Principal Component Analysis

Principal components analysis (PCA) can be used to detect and quantify the genetic structure of populations. In GWASpy, the pca module can be run in 3 different ways: (1) normal PCA without a reference panel; (2) joint PCA; or (3) Projection PCA.

Arguments and options

Argument

Description

--ref-dirname

Path to where reference data is

--ref-basename

Reference basename

--ref-info

Path to reference information. Tab-delimited file with sample IDs and their SuperPop labels

--reference

Genome reference build. Default is GRCh38. Options: [GRCh37, GRCh38]

--pca-type

Type of PCA to run. Default is normal. Options: [normal, project, joint]

--data-dirname

Path to where the data is

--data-basename

Data basename

--input-type

Data input type. Options: [hail, plink, vcf]

--maf

include only SNPs with MAF >= NUM in PCA. Default is 0.05

--hwe

include only SNPs with HWE >= NUM in PCA. Default is 1e-03

--geno

include only SNPs with call-rate > NUM. Default is 0.98

--ld-cor

Squared correlation threshold (exclusive upper bound). Must be in the range [0.0, 1.0]. Default is 0.2

--ld-window

Window size in base pairs (inclusive upper bound). Default is 250000

--npcs

Number of PCs to use. Default is 20

--relatedness-method

Method to use for the inference of relatedness. Default is pc_relate.

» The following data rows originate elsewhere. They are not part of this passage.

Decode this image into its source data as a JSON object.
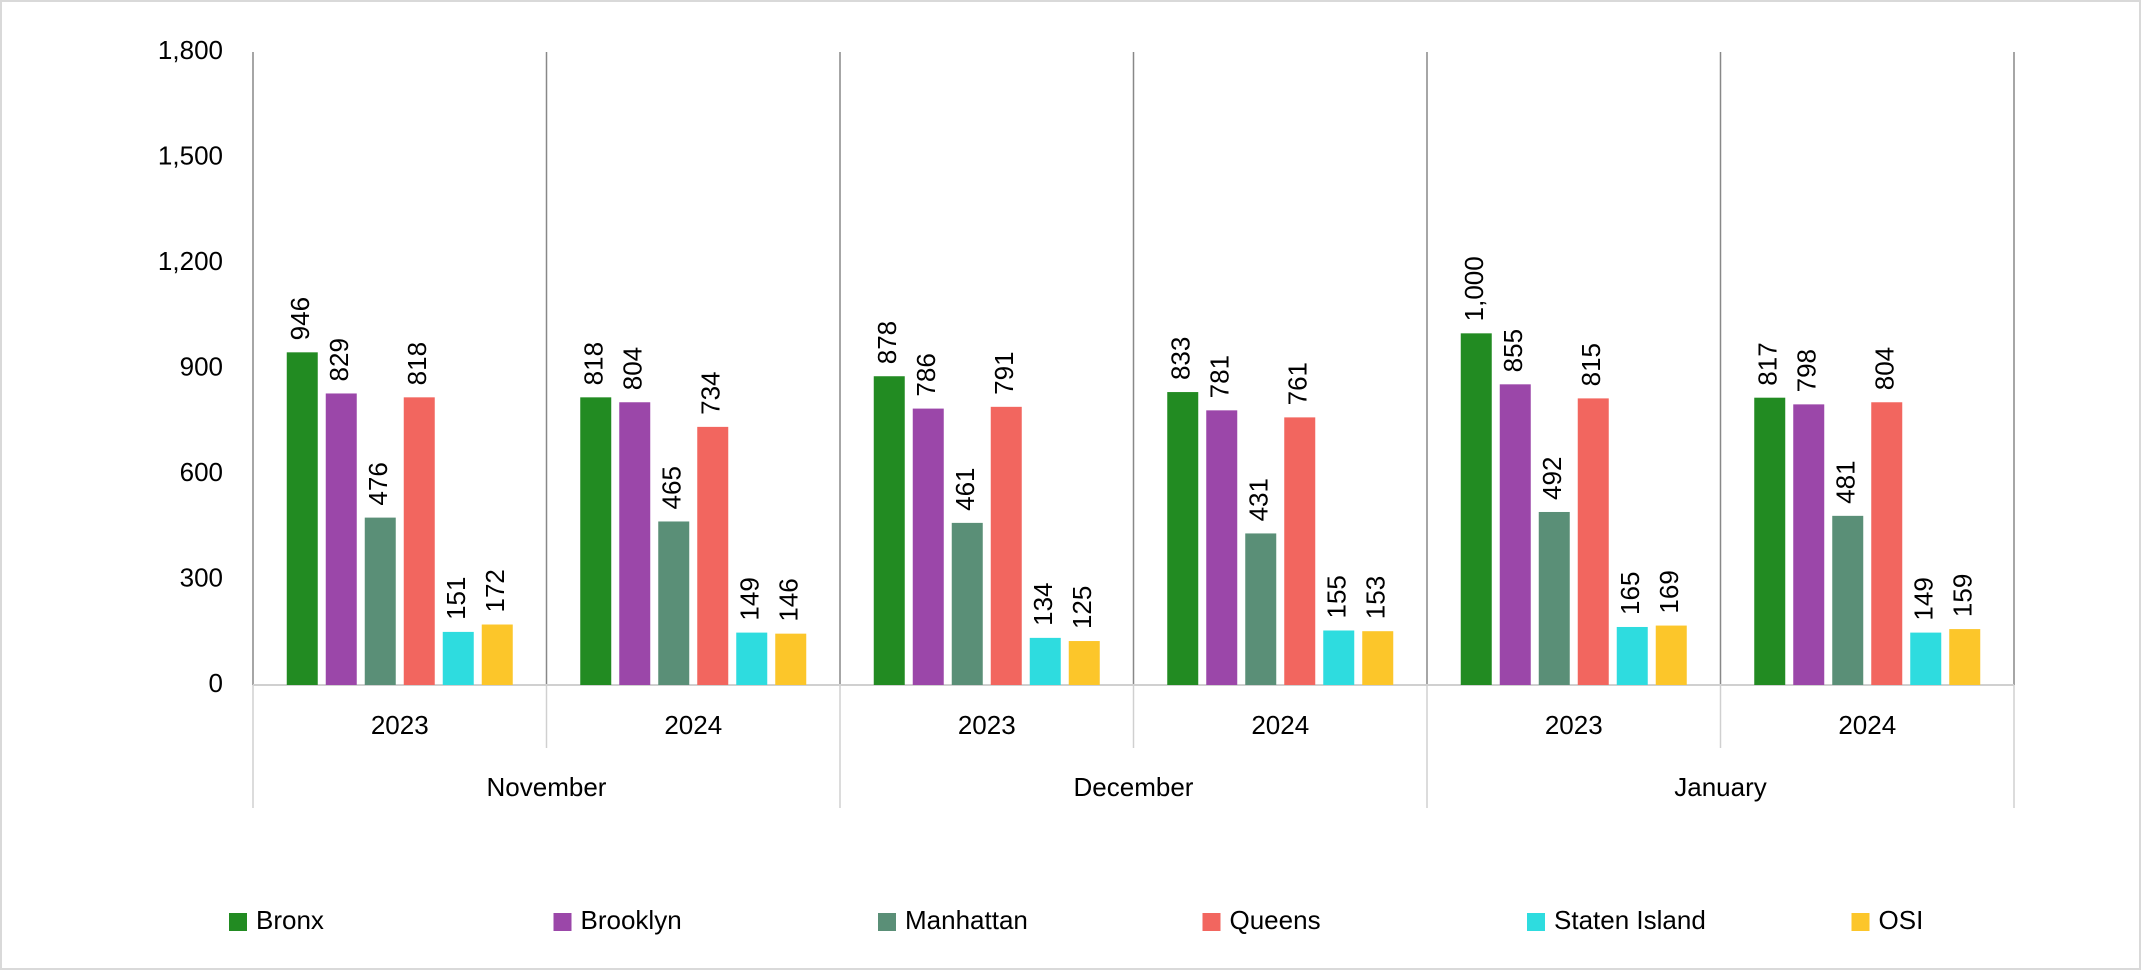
{
  "chart_data": {
    "type": "bar",
    "categories": [
      "2023",
      "2024",
      "2023",
      "2024",
      "2023",
      "2024"
    ],
    "category_groups": [
      "November",
      "December",
      "January"
    ],
    "series": [
      {
        "name": "Bronx",
        "color": "#228b22",
        "values": [
          946,
          818,
          878,
          833,
          1000,
          817
        ],
        "value_labels": [
          "946",
          "818",
          "878",
          "833",
          "1,000",
          "817"
        ]
      },
      {
        "name": "Brooklyn",
        "color": "#9b47a9",
        "values": [
          829,
          804,
          786,
          781,
          855,
          798
        ]
      },
      {
        "name": "Manhattan",
        "color": "#5a8f77",
        "values": [
          476,
          465,
          461,
          431,
          492,
          481
        ]
      },
      {
        "name": "Queens",
        "color": "#f2665f",
        "values": [
          818,
          734,
          791,
          761,
          815,
          804
        ]
      },
      {
        "name": "Staten Island",
        "color": "#2edcdf",
        "values": [
          151,
          149,
          134,
          155,
          165,
          149
        ]
      },
      {
        "name": "OSI",
        "color": "#fcc62a",
        "values": [
          172,
          146,
          125,
          153,
          169,
          159
        ]
      }
    ],
    "ylim": [
      0,
      1800
    ],
    "yticks": [
      0,
      300,
      600,
      900,
      {
        "value": 1200,
        "label": "1,200"
      },
      {
        "value": 1500,
        "label": "1,500"
      },
      {
        "value": 1800,
        "label": "1,800"
      }
    ],
    "legend": "bottom"
  }
}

Options: [pc_relate, ibd, king]

--relatedness-thresh

Threshold value to use in relatedness checks. Default is 0.98

--prob

Minimum probability of belonging to a given population for the population to be set. Default is 0.8

--out-dir

Path to where output files will be saved

Output

A tab-delimited file with the first 20 principal components (PCs) computed and graphical visualizations of the PCs are generated.